The tax was put forward by Prime Minister Justin Trudeau on Monday, and is planned to start at $10 per tonne for all of Canada by 2018. The rest of the plan will see the tax increase by $10 per year until it reaches $50 in 2022, with provinces and territories having the choice of implementing a cap and trade system or a tax, and choice of how to use the revenue.
The federal government will impose a carbon price in the absence of the provinces and territories putting one in place. The move has had a mixed reaction, with Alberta premier Rachel Notley saying she would not support the proposal in the absence of an approved pipeline.
Stubbs, who represents the riding of Lakeland in the House of Commons, discussed the newly-proposed tax on Tuesday afternoon with 106.1 The Goat, saying that she agreed with the provincial leaders who had a negative reaction to the idea.

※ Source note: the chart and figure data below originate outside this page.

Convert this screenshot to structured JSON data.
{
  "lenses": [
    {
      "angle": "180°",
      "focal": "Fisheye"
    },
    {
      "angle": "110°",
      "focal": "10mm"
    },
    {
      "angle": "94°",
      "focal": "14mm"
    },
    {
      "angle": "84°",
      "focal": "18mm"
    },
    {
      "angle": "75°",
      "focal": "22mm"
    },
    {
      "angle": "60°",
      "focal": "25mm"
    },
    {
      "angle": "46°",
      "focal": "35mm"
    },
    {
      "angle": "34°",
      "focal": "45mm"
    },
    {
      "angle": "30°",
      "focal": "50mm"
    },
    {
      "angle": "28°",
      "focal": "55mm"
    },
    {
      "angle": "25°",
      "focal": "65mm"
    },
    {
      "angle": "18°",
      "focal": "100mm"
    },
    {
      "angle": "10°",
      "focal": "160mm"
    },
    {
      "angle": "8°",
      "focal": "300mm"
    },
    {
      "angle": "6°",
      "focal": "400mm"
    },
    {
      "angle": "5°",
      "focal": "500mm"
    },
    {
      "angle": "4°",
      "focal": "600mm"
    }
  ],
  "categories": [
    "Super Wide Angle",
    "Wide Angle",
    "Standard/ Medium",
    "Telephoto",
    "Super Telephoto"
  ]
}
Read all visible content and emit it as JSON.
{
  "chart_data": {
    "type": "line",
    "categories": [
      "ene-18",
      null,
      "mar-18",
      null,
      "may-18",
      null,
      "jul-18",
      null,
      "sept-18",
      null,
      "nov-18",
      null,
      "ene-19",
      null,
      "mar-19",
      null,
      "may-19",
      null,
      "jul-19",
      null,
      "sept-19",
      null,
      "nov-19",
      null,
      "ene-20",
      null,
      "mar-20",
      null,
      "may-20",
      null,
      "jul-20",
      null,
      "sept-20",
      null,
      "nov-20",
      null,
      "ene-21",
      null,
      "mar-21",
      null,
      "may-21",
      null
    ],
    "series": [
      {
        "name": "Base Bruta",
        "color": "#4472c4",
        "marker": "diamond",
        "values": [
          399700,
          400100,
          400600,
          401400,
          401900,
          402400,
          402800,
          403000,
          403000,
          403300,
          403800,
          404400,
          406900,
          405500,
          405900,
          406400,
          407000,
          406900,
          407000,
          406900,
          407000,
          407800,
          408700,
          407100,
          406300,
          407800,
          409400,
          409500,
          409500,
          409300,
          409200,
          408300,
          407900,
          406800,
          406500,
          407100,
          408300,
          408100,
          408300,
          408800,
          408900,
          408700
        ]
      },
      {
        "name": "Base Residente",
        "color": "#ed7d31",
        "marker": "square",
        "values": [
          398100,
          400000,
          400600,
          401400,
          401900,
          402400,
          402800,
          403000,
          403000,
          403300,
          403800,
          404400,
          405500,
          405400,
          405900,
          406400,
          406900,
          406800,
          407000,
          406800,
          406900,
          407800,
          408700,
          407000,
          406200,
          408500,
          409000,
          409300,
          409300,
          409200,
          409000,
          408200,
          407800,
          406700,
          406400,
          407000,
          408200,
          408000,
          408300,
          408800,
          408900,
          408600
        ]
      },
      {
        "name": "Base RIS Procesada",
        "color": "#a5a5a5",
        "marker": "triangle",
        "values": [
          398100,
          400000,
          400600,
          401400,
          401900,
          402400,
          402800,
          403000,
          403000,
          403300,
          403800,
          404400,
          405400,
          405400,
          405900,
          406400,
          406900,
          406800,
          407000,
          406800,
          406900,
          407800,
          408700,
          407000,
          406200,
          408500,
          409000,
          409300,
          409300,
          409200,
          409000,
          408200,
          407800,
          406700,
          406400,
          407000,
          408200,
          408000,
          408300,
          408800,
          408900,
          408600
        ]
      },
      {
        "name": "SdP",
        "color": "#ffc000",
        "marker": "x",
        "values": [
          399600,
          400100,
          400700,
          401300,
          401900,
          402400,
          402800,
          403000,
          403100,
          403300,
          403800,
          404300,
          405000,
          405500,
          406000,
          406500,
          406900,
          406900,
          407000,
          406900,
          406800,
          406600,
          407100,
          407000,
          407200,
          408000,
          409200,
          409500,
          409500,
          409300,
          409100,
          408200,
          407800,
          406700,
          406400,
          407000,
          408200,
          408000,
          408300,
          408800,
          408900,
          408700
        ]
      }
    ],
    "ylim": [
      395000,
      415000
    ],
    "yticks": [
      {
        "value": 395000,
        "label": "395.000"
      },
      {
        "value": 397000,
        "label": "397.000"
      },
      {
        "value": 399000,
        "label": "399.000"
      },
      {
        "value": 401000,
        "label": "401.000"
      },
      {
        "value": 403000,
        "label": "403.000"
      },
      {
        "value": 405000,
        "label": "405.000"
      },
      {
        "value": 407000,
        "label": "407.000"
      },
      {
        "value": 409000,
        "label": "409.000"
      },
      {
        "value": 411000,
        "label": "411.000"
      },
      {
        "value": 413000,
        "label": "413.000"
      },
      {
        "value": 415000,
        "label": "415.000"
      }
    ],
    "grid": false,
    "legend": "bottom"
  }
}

“I think the important thing is that this carbon tax being proposed is not about environmental policy, it’s a cash grab,” said Stubbs.
“So, experts generally agree that a carbon tax that is aimed to reduce emissions needs to be around the $150 to $200 mark, so, the Liberals are not announcing that because it is not politically palatable. No government in Canada has implemented that, despite the fact that the mass majority of jurisdictions in Canada already have some approach to carbon pricing, but that’s the main issue. This is about revenue generation, it’s not about environmental policy.”
Stubbs also said that the tax would raise prices and all goods and services across the country, and will harm the energy sector, which plays a large role in the economy of the Lakeland riding.
“It is a tax hike, which will increase the cost of living, and the cost of literally everything, because that’s how the economy works, at the very worst time,” said Stubbs.
Stubbs’s plan to try and combat the tax is starting off with a petition on her website against the tax.
“We are asking for Canadians to speak out about not wanting this unilateral imposition of a tax increase which will increase the cost of living for everybody,” said Stubbs.
“What’s concerning about this is that we can have a fact based conversation about environmental policy, and environmental outcomes, but this carbon tax plan is not it.”